Oral L-carnitine supplementation significantly increased total, free, acyl carnitine, and plasma TMA and TMAO levels, whereas it decreased markers of vascular injury and oxidative stress such as sICAM-1, sVCAM-1, and MDA levels. TMA and TMAO levels at baseline were correlated with each other, and free carnitine was independently associated with TMAO levels. Furthermore, change in AGE values from baseline ([INCREMENT]AGE) was positively correlated with [INCREMENT]sICAM-1 (P = 0.043) and was a sole independent determinant of [INCREMENT]sICAM-1 (R = 0.133, P = 0.043).
This study demonstrated that although oral L-carnitine supplementation was associated with increased TMAO levels, it might be beneficial on vascular injury in patients on HD. Vasculoprotective properties of L-carnitine supplementation in HD patients might be ascribed partly to its inhibitory actions on AGE.

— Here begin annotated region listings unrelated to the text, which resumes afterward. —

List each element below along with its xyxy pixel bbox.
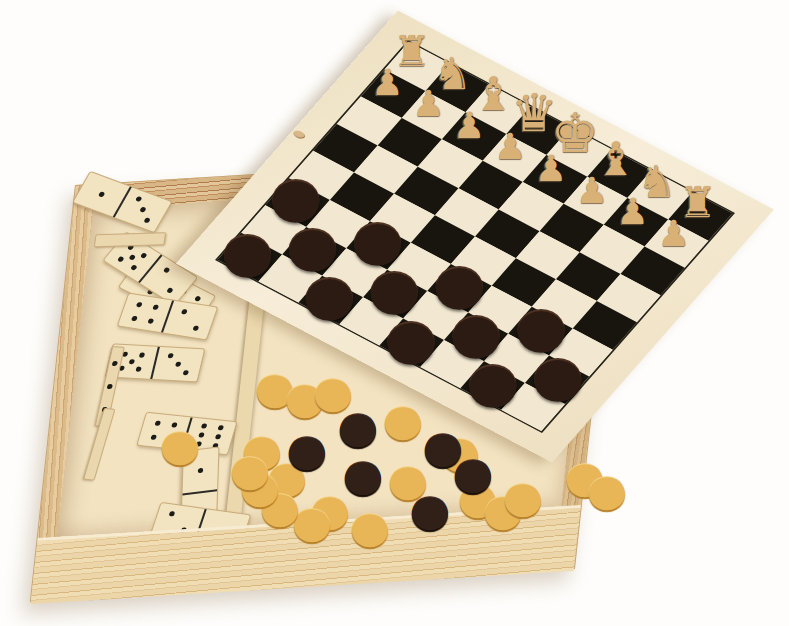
domino-pip (144, 217, 151, 223)
loose-checker-light[interactable]: ● (229, 448, 270, 491)
domino-pip (98, 191, 105, 197)
chess-piece-pawn[interactable]: ♟ (371, 64, 403, 100)
loose-checker-light[interactable]: ● (586, 468, 627, 511)
checker-piece-dark[interactable]: ● (531, 349, 585, 404)
domino-pip (193, 325, 200, 331)
chess-piece-pawn[interactable]: ♟ (657, 216, 689, 252)
domino-pip (112, 360, 118, 365)
domino-pip (130, 316, 137, 322)
domino-pip (153, 304, 160, 310)
domino-half (163, 301, 217, 339)
loose-checker-light[interactable]: ● (502, 475, 543, 518)
chess-piece-pawn[interactable]: ♟ (617, 194, 649, 230)
photo-scene: ●●●●●●●●●●●●●●●●●●●●●●●●●●● ♜♞♝♛♚♝♞♜♟♟♟♟… (0, 0, 789, 626)
domino-pip (107, 384, 113, 389)
domino-pip (135, 196, 142, 202)
domino-pip (180, 309, 187, 315)
chess-piece-pawn[interactable]: ♟ (453, 108, 485, 144)
domino-pip (150, 435, 157, 441)
domino-pip (195, 295, 203, 302)
chess-piece-pawn[interactable]: ♟ (576, 173, 608, 209)
chess-piece-pawn[interactable]: ♟ (494, 129, 526, 165)
checker-piece-dark[interactable]: ● (220, 225, 274, 280)
domino-pip (139, 206, 146, 212)
domino-pip (116, 256, 124, 263)
domino-tile-edge[interactable] (94, 232, 167, 247)
domino-pip (183, 370, 189, 375)
domino-pip (215, 434, 222, 440)
checker-piece-dark[interactable]: ● (466, 355, 520, 410)
domino-half (152, 347, 204, 381)
loose-checker-dark[interactable]: ● (337, 405, 378, 448)
domino-pip (136, 367, 142, 372)
loose-checker-light[interactable]: ● (349, 505, 390, 548)
chess-piece-pawn[interactable]: ♟ (535, 151, 567, 187)
domino-pip (166, 287, 174, 294)
loose-checker-light[interactable]: ● (382, 398, 423, 441)
loose-checker-dark[interactable]: ● (409, 488, 450, 531)
domino-pip (139, 352, 145, 357)
loose-checker-dark[interactable]: ● (452, 451, 493, 494)
loose-checker-light[interactable]: ● (159, 423, 200, 466)
domino-pip (148, 319, 155, 325)
wood-knob (292, 129, 307, 140)
domino-pip (163, 266, 171, 273)
checker-piece-dark[interactable]: ● (384, 311, 438, 366)
domino-pip (200, 423, 207, 429)
domino-pip (141, 252, 149, 259)
loose-checker-dark[interactable]: ● (286, 428, 327, 471)
domino-pip (218, 425, 225, 431)
domino-pip (167, 353, 173, 358)
domino-pip (136, 301, 143, 307)
domino-pip (130, 265, 138, 272)
loose-checker-dark[interactable]: ● (342, 453, 383, 496)
chess-piece-pawn[interactable]: ♟ (412, 86, 444, 122)
domino-pip (128, 254, 136, 261)
checker-piece-dark[interactable]: ● (302, 268, 356, 323)
domino-pip (129, 359, 135, 364)
domino-pip (175, 362, 181, 367)
domino-pip (168, 511, 175, 517)
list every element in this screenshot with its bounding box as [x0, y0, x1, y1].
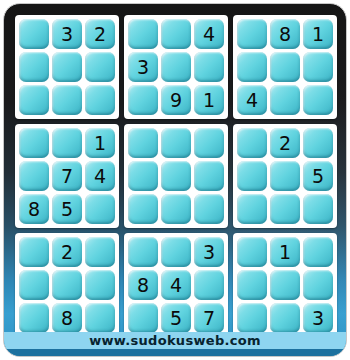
cell-r1c1[interactable] — [19, 19, 49, 49]
cell-r9c5[interactable]: 5 — [161, 303, 191, 333]
cell-r3c5[interactable]: 9 — [161, 85, 191, 115]
cell-r6c1[interactable]: 8 — [19, 194, 49, 224]
sudoku-box-4: 17485 — [15, 124, 119, 228]
cell-r6c3[interactable] — [85, 194, 115, 224]
cell-r4c4[interactable] — [128, 128, 158, 158]
cell-r6c8[interactable] — [270, 194, 300, 224]
sudoku-box-2: 4391 — [124, 15, 228, 119]
cell-r8c4[interactable]: 8 — [128, 270, 158, 300]
cell-r4c5[interactable] — [161, 128, 191, 158]
cell-r3c6[interactable]: 1 — [194, 85, 224, 115]
cell-r6c4[interactable] — [128, 194, 158, 224]
sudoku-box-9: 13 — [233, 233, 337, 337]
sudoku-box-6: 25 — [233, 124, 337, 228]
cell-r8c7[interactable] — [237, 270, 267, 300]
cell-r7c8[interactable]: 1 — [270, 237, 300, 267]
cell-r2c9[interactable] — [303, 52, 333, 82]
cell-r1c9[interactable]: 1 — [303, 19, 333, 49]
cell-r6c2[interactable]: 5 — [52, 194, 82, 224]
cell-r3c1[interactable] — [19, 85, 49, 115]
board-frame: 3243918141748525283845713 www.sudokusweb… — [3, 3, 347, 357]
cell-r7c3[interactable] — [85, 237, 115, 267]
cell-r1c3[interactable]: 2 — [85, 19, 115, 49]
cell-r8c8[interactable] — [270, 270, 300, 300]
cell-r4c6[interactable] — [194, 128, 224, 158]
cell-r2c6[interactable] — [194, 52, 224, 82]
sudoku-box-8: 38457 — [124, 233, 228, 337]
cell-r7c5[interactable] — [161, 237, 191, 267]
cell-r6c6[interactable] — [194, 194, 224, 224]
sudoku-box-1: 32 — [15, 15, 119, 119]
cell-r5c6[interactable] — [194, 161, 224, 191]
cell-r5c2[interactable]: 7 — [52, 161, 82, 191]
cell-r3c3[interactable] — [85, 85, 115, 115]
cell-r4c1[interactable] — [19, 128, 49, 158]
cell-r7c7[interactable] — [237, 237, 267, 267]
cell-r1c4[interactable] — [128, 19, 158, 49]
cell-r1c8[interactable]: 8 — [270, 19, 300, 49]
footer-band: www.sudokusweb.com — [4, 332, 346, 349]
cell-r7c4[interactable] — [128, 237, 158, 267]
cell-r1c5[interactable] — [161, 19, 191, 49]
cell-r6c7[interactable] — [237, 194, 267, 224]
cell-r6c5[interactable] — [161, 194, 191, 224]
sudoku-box-3: 814 — [233, 15, 337, 119]
cell-r2c1[interactable] — [19, 52, 49, 82]
cell-r8c9[interactable] — [303, 270, 333, 300]
cell-r7c9[interactable] — [303, 237, 333, 267]
cell-r8c3[interactable] — [85, 270, 115, 300]
cell-r9c4[interactable] — [128, 303, 158, 333]
cell-r6c9[interactable] — [303, 194, 333, 224]
cell-r9c7[interactable] — [237, 303, 267, 333]
cell-r2c2[interactable] — [52, 52, 82, 82]
sudoku-board: 3243918141748525283845713 — [15, 15, 337, 337]
site-link[interactable]: www.sudokusweb.com — [89, 333, 261, 348]
cell-r7c6[interactable]: 3 — [194, 237, 224, 267]
cell-r7c1[interactable] — [19, 237, 49, 267]
cell-r3c2[interactable] — [52, 85, 82, 115]
cell-r2c5[interactable] — [161, 52, 191, 82]
cell-r5c5[interactable] — [161, 161, 191, 191]
cell-r9c9[interactable]: 3 — [303, 303, 333, 333]
cell-r1c2[interactable]: 3 — [52, 19, 82, 49]
sudoku-box-5 — [124, 124, 228, 228]
cell-r1c7[interactable] — [237, 19, 267, 49]
cell-r2c7[interactable] — [237, 52, 267, 82]
cell-r5c1[interactable] — [19, 161, 49, 191]
cell-r5c8[interactable] — [270, 161, 300, 191]
cell-r9c2[interactable]: 8 — [52, 303, 82, 333]
cell-r3c4[interactable] — [128, 85, 158, 115]
cell-r9c3[interactable] — [85, 303, 115, 333]
footer-strip — [4, 349, 346, 356]
sudoku-box-7: 28 — [15, 233, 119, 337]
cell-r5c9[interactable]: 5 — [303, 161, 333, 191]
cell-r8c2[interactable] — [52, 270, 82, 300]
cell-r4c9[interactable] — [303, 128, 333, 158]
cell-r9c8[interactable] — [270, 303, 300, 333]
cell-r9c1[interactable] — [19, 303, 49, 333]
cell-r1c6[interactable]: 4 — [194, 19, 224, 49]
cell-r5c3[interactable]: 4 — [85, 161, 115, 191]
cell-r3c7[interactable]: 4 — [237, 85, 267, 115]
cell-r8c6[interactable] — [194, 270, 224, 300]
cell-r4c3[interactable]: 1 — [85, 128, 115, 158]
cell-r2c3[interactable] — [85, 52, 115, 82]
cell-r9c6[interactable]: 7 — [194, 303, 224, 333]
cell-r4c8[interactable]: 2 — [270, 128, 300, 158]
cell-r5c7[interactable] — [237, 161, 267, 191]
cell-r8c5[interactable]: 4 — [161, 270, 191, 300]
cell-r8c1[interactable] — [19, 270, 49, 300]
cell-r2c8[interactable] — [270, 52, 300, 82]
cell-r4c7[interactable] — [237, 128, 267, 158]
cell-r3c9[interactable] — [303, 85, 333, 115]
cell-r3c8[interactable] — [270, 85, 300, 115]
cell-r4c2[interactable] — [52, 128, 82, 158]
cell-r5c4[interactable] — [128, 161, 158, 191]
cell-r7c2[interactable]: 2 — [52, 237, 82, 267]
cell-r2c4[interactable]: 3 — [128, 52, 158, 82]
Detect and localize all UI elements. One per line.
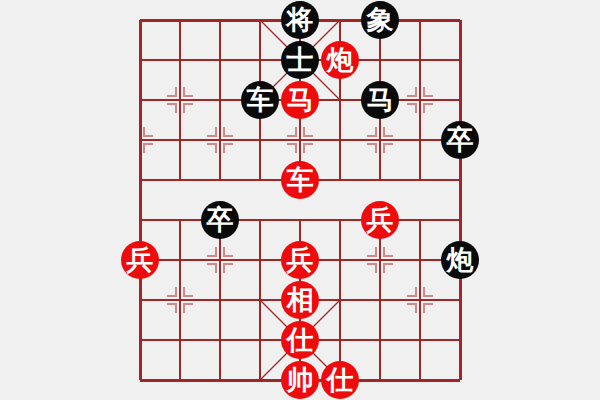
piece-glyph: 马 [287,87,314,114]
piece-red-advisor[interactable]: 仕 [281,321,319,359]
piece-black-elephant[interactable]: 象 [361,1,399,39]
piece-glyph: 车 [247,87,274,114]
piece-red-horse[interactable]: 马 [281,81,319,119]
piece-black-chariot[interactable]: 车 [241,81,279,119]
piece-black-general[interactable]: 将 [281,1,319,39]
piece-red-advisor[interactable]: 仕 [321,361,359,399]
piece-red-general[interactable]: 帅 [281,361,319,399]
piece-glyph: 仕 [287,327,314,354]
piece-glyph: 炮 [327,47,354,74]
piece-red-soldier[interactable]: 兵 [281,241,319,279]
piece-glyph: 炮 [447,247,474,274]
piece-red-cannon[interactable]: 炮 [321,41,359,79]
piece-glyph: 相 [287,287,314,314]
piece-black-horse[interactable]: 马 [361,81,399,119]
piece-glyph: 兵 [127,247,154,274]
piece-glyph: 马 [367,87,394,114]
piece-glyph: 帅 [287,367,314,394]
piece-glyph: 卒 [207,207,234,234]
piece-black-soldier[interactable]: 卒 [201,201,239,239]
piece-layer: 将象士炮车马马卒车卒兵兵兵炮相仕帅仕 [120,0,480,400]
piece-red-soldier[interactable]: 兵 [121,241,159,279]
piece-red-elephant[interactable]: 相 [281,281,319,319]
piece-black-soldier[interactable]: 卒 [441,121,479,159]
piece-glyph: 象 [367,7,394,34]
piece-red-soldier[interactable]: 兵 [361,201,399,239]
piece-glyph: 兵 [287,247,314,274]
piece-glyph: 卒 [447,127,474,154]
piece-glyph: 士 [287,47,314,74]
piece-glyph: 将 [287,7,314,34]
xiangqi-board: 将象士炮车马马卒车卒兵兵兵炮相仕帅仕 [0,0,600,400]
piece-black-cannon[interactable]: 炮 [441,241,479,279]
piece-black-advisor[interactable]: 士 [281,41,319,79]
piece-glyph: 兵 [367,207,394,234]
piece-glyph: 车 [287,167,314,194]
piece-red-chariot[interactable]: 车 [281,161,319,199]
piece-glyph: 仕 [327,367,354,394]
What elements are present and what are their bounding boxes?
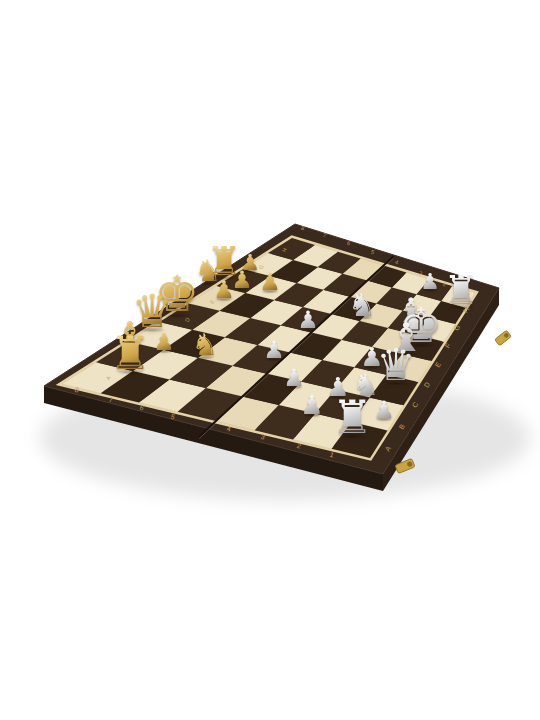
product-photo-stage: 87654321ABCDEFGHABCDEFGH12345678 ♟♜♞♟♟♟♟… xyxy=(0,0,540,720)
brass-clasp-right xyxy=(495,330,512,346)
chess-board: 87654321ABCDEFGHABCDEFGH12345678 xyxy=(0,0,540,720)
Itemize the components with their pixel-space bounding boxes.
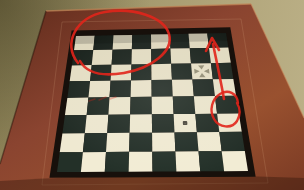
chess-scene: [0, 0, 304, 190]
board-sheen: [57, 33, 248, 172]
board-3d: [0, 0, 304, 190]
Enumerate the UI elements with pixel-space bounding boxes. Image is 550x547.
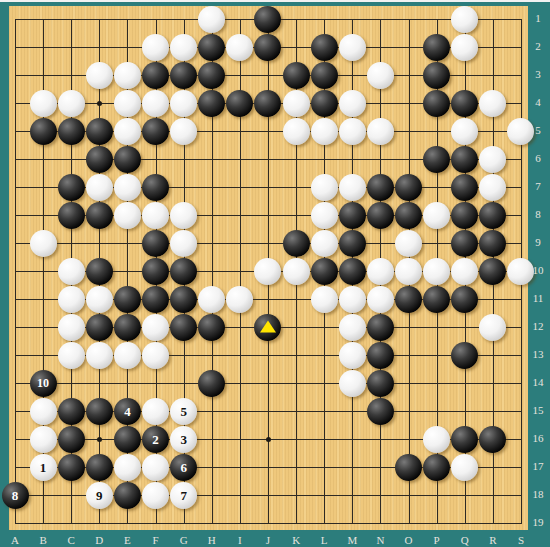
row-label-6: 6 xyxy=(528,152,548,164)
stone-F10 xyxy=(142,258,169,285)
stone-I2 xyxy=(226,34,253,61)
stone-O17 xyxy=(395,454,422,481)
stone-R8 xyxy=(479,202,506,229)
row-label-18: 18 xyxy=(528,488,548,500)
stone-G4 xyxy=(170,90,197,117)
stone-L2 xyxy=(311,34,338,61)
stone-O11 xyxy=(395,286,422,313)
stone-B4 xyxy=(30,90,57,117)
stone-R9 xyxy=(479,230,506,257)
stone-P6 xyxy=(423,146,450,173)
stone-C12 xyxy=(58,314,85,341)
row-label-7: 7 xyxy=(528,180,548,192)
move-number-label: 2 xyxy=(152,433,159,446)
goban-frame: 10452316897ABCDEFGHIJKLMNOPQRS1234567891… xyxy=(0,0,550,547)
stone-Q6 xyxy=(451,146,478,173)
stone-C8 xyxy=(58,202,85,229)
column-label-E: E xyxy=(119,534,135,546)
grid-horizontal-line xyxy=(15,383,522,384)
row-label-12: 12 xyxy=(528,320,548,332)
stone-J12 xyxy=(254,314,281,341)
stone-M13 xyxy=(339,342,366,369)
column-label-J: J xyxy=(260,534,276,546)
stone-P11 xyxy=(423,286,450,313)
stone-K10 xyxy=(283,258,310,285)
stone-C13 xyxy=(58,342,85,369)
stone-F7 xyxy=(142,174,169,201)
stone-L11 xyxy=(311,286,338,313)
stone-O7 xyxy=(395,174,422,201)
stone-J4 xyxy=(254,90,281,117)
stone-Q9 xyxy=(451,230,478,257)
stone-D8 xyxy=(86,202,113,229)
stone-H12 xyxy=(198,314,225,341)
stone-F9 xyxy=(142,230,169,257)
stone-D6 xyxy=(86,146,113,173)
stone-E7 xyxy=(114,174,141,201)
stone-P10 xyxy=(423,258,450,285)
move-number-label: 6 xyxy=(180,461,187,474)
stone-A18: 8 xyxy=(2,482,29,509)
stone-Q17 xyxy=(451,454,478,481)
stone-J2 xyxy=(254,34,281,61)
stone-E6 xyxy=(114,146,141,173)
stone-E17 xyxy=(114,454,141,481)
star-point xyxy=(97,101,102,106)
column-label-L: L xyxy=(316,534,332,546)
stone-G17: 6 xyxy=(170,454,197,481)
row-label-3: 3 xyxy=(528,68,548,80)
row-label-19: 19 xyxy=(528,516,548,528)
stone-G15: 5 xyxy=(170,398,197,425)
stone-L5 xyxy=(311,118,338,145)
stone-P8 xyxy=(423,202,450,229)
stone-F2 xyxy=(142,34,169,61)
row-label-13: 13 xyxy=(528,348,548,360)
grid-horizontal-line xyxy=(15,523,522,524)
stone-H2 xyxy=(198,34,225,61)
stone-G8 xyxy=(170,202,197,229)
stone-N14 xyxy=(367,370,394,397)
stone-D5 xyxy=(86,118,113,145)
column-label-D: D xyxy=(91,534,107,546)
stone-M5 xyxy=(339,118,366,145)
grid-horizontal-line xyxy=(15,243,522,244)
stone-B17: 1 xyxy=(30,454,57,481)
stone-P16 xyxy=(423,426,450,453)
row-label-17: 17 xyxy=(528,460,548,472)
stone-K3 xyxy=(283,62,310,89)
stone-H1 xyxy=(198,6,225,33)
stone-E11 xyxy=(114,286,141,313)
stone-Q5 xyxy=(451,118,478,145)
stone-H14 xyxy=(198,370,225,397)
stone-N13 xyxy=(367,342,394,369)
stone-G10 xyxy=(170,258,197,285)
stone-R16 xyxy=(479,426,506,453)
stone-D15 xyxy=(86,398,113,425)
stone-D13 xyxy=(86,342,113,369)
stone-F17 xyxy=(142,454,169,481)
stone-Q4 xyxy=(451,90,478,117)
row-label-15: 15 xyxy=(528,404,548,416)
row-label-11: 11 xyxy=(528,292,548,304)
stone-M14 xyxy=(339,370,366,397)
stone-E3 xyxy=(114,62,141,89)
stone-K9 xyxy=(283,230,310,257)
stone-R7 xyxy=(479,174,506,201)
column-label-S: S xyxy=(513,534,529,546)
row-label-10: 10 xyxy=(528,264,548,276)
stone-G18: 7 xyxy=(170,482,197,509)
stone-L8 xyxy=(311,202,338,229)
stone-L3 xyxy=(311,62,338,89)
stone-M8 xyxy=(339,202,366,229)
stone-M4 xyxy=(339,90,366,117)
column-label-H: H xyxy=(204,534,220,546)
star-point xyxy=(97,437,102,442)
row-label-4: 4 xyxy=(528,96,548,108)
column-label-R: R xyxy=(485,534,501,546)
stone-F11 xyxy=(142,286,169,313)
stone-G12 xyxy=(170,314,197,341)
board-layer: 10452316897ABCDEFGHIJKLMNOPQRS1234567891… xyxy=(0,2,550,547)
stone-H4 xyxy=(198,90,225,117)
stone-N8 xyxy=(367,202,394,229)
stone-M12 xyxy=(339,314,366,341)
stone-G5 xyxy=(170,118,197,145)
stone-P4 xyxy=(423,90,450,117)
stone-C7 xyxy=(58,174,85,201)
stone-F15 xyxy=(142,398,169,425)
column-label-I: I xyxy=(232,534,248,546)
row-label-8: 8 xyxy=(528,208,548,220)
stone-F3 xyxy=(142,62,169,89)
column-label-Q: Q xyxy=(457,534,473,546)
stone-C15 xyxy=(58,398,85,425)
move-number-label: 9 xyxy=(96,489,103,502)
stone-M9 xyxy=(339,230,366,257)
stone-G3 xyxy=(170,62,197,89)
stone-D17 xyxy=(86,454,113,481)
stone-F5 xyxy=(142,118,169,145)
column-label-M: M xyxy=(344,534,360,546)
stone-F4 xyxy=(142,90,169,117)
stone-D11 xyxy=(86,286,113,313)
stone-Q11 xyxy=(451,286,478,313)
column-label-A: A xyxy=(7,534,23,546)
stone-Q2 xyxy=(451,34,478,61)
stone-Q1 xyxy=(451,6,478,33)
stone-R10 xyxy=(479,258,506,285)
stone-M2 xyxy=(339,34,366,61)
stone-I4 xyxy=(226,90,253,117)
stone-B14: 10 xyxy=(30,370,57,397)
stone-C4 xyxy=(58,90,85,117)
stone-L4 xyxy=(311,90,338,117)
star-point xyxy=(266,437,271,442)
stone-E12 xyxy=(114,314,141,341)
stone-C17 xyxy=(58,454,85,481)
stone-P2 xyxy=(423,34,450,61)
row-label-2: 2 xyxy=(528,40,548,52)
stone-G11 xyxy=(170,286,197,313)
move-number-label: 4 xyxy=(124,405,131,418)
row-label-14: 14 xyxy=(528,376,548,388)
stone-F12 xyxy=(142,314,169,341)
stone-O10 xyxy=(395,258,422,285)
stone-N7 xyxy=(367,174,394,201)
stone-K5 xyxy=(283,118,310,145)
stone-B15 xyxy=(30,398,57,425)
stone-E15: 4 xyxy=(114,398,141,425)
stone-L7 xyxy=(311,174,338,201)
move-number-label: 3 xyxy=(180,433,187,446)
stone-R12 xyxy=(479,314,506,341)
row-label-16: 16 xyxy=(528,432,548,444)
stone-E18 xyxy=(114,482,141,509)
stone-I11 xyxy=(226,286,253,313)
stone-G9 xyxy=(170,230,197,257)
stone-M11 xyxy=(339,286,366,313)
stone-Q10 xyxy=(451,258,478,285)
stone-O8 xyxy=(395,202,422,229)
column-label-K: K xyxy=(288,534,304,546)
stone-C10 xyxy=(58,258,85,285)
stone-F8 xyxy=(142,202,169,229)
stone-F16: 2 xyxy=(142,426,169,453)
stone-M7 xyxy=(339,174,366,201)
triangle-marker-icon xyxy=(260,321,276,333)
stone-D18: 9 xyxy=(86,482,113,509)
stone-C16 xyxy=(58,426,85,453)
column-label-B: B xyxy=(35,534,51,546)
move-number-label: 10 xyxy=(37,377,49,389)
row-label-9: 9 xyxy=(528,236,548,248)
stone-Q13 xyxy=(451,342,478,369)
stone-D12 xyxy=(86,314,113,341)
column-label-G: G xyxy=(176,534,192,546)
stone-E8 xyxy=(114,202,141,229)
stone-G16: 3 xyxy=(170,426,197,453)
stone-N10 xyxy=(367,258,394,285)
stone-Q8 xyxy=(451,202,478,229)
stone-C11 xyxy=(58,286,85,313)
row-label-5: 5 xyxy=(528,124,548,136)
stone-F13 xyxy=(142,342,169,369)
row-label-1: 1 xyxy=(528,12,548,24)
stone-D7 xyxy=(86,174,113,201)
stone-E16 xyxy=(114,426,141,453)
stone-P3 xyxy=(423,62,450,89)
stone-H3 xyxy=(198,62,225,89)
stone-J10 xyxy=(254,258,281,285)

食物或补充剂来源的左旋肉碱被肠道微生物群转化为三甲胺(TMA),TMA进一步代谢为氧化三甲胺(TMAO),在动物模型中参与动脉粥样硬化的促进过程。同时,肉碱缺乏在血液透析(HD)患者加速动脉粥样硬化中起作用。然而,口服左旋肉碱补充剂对HD患者循环中TMAO水平以及血管损伤和氧化应激标志物的影响仍不清楚。在本研究中,我们解决了这个问题。
31例肉碱缺乏的HD患者接受口服左旋肉碱(900mg/d)治疗6个月。在基线和治疗后,测量临床变量,包括肉碱组分、TMA、TMAO、晚期糖基化终产物(AGE)、细胞间黏附分子-1可溶性形式(sICAM-1)、血管细胞黏附分子-1(sVCAM-1)和丙二醛(MDA)的循环水平。
口服左旋肉碱补充剂显著提高了总肉碱、游离肉碱、酰基肉碱以及血浆TMA和TMAO水平,而降低了血管损伤和氧化应激标志物,如sICAM-1、sVCAM-1和MDA水平。基线时TMA和TMAO水平相互相关,游离肉碱与TMAO水平独立相关。此外,AGE值相对于基线的变化(ΔAGE)与ΔsICAM-1呈正相关(P = 0.043),并且是ΔsICAM-1的唯一独立决定因素(R = 0.133,P = 0.043)。
本研究表明,虽然口服左旋肉碱补充剂与TMAO水平升高有关,但它可能对HD患者的血管损伤有益。HD患者补充左旋肉碱的血管保护特性可能部分归因于其对AGE的抑制作用。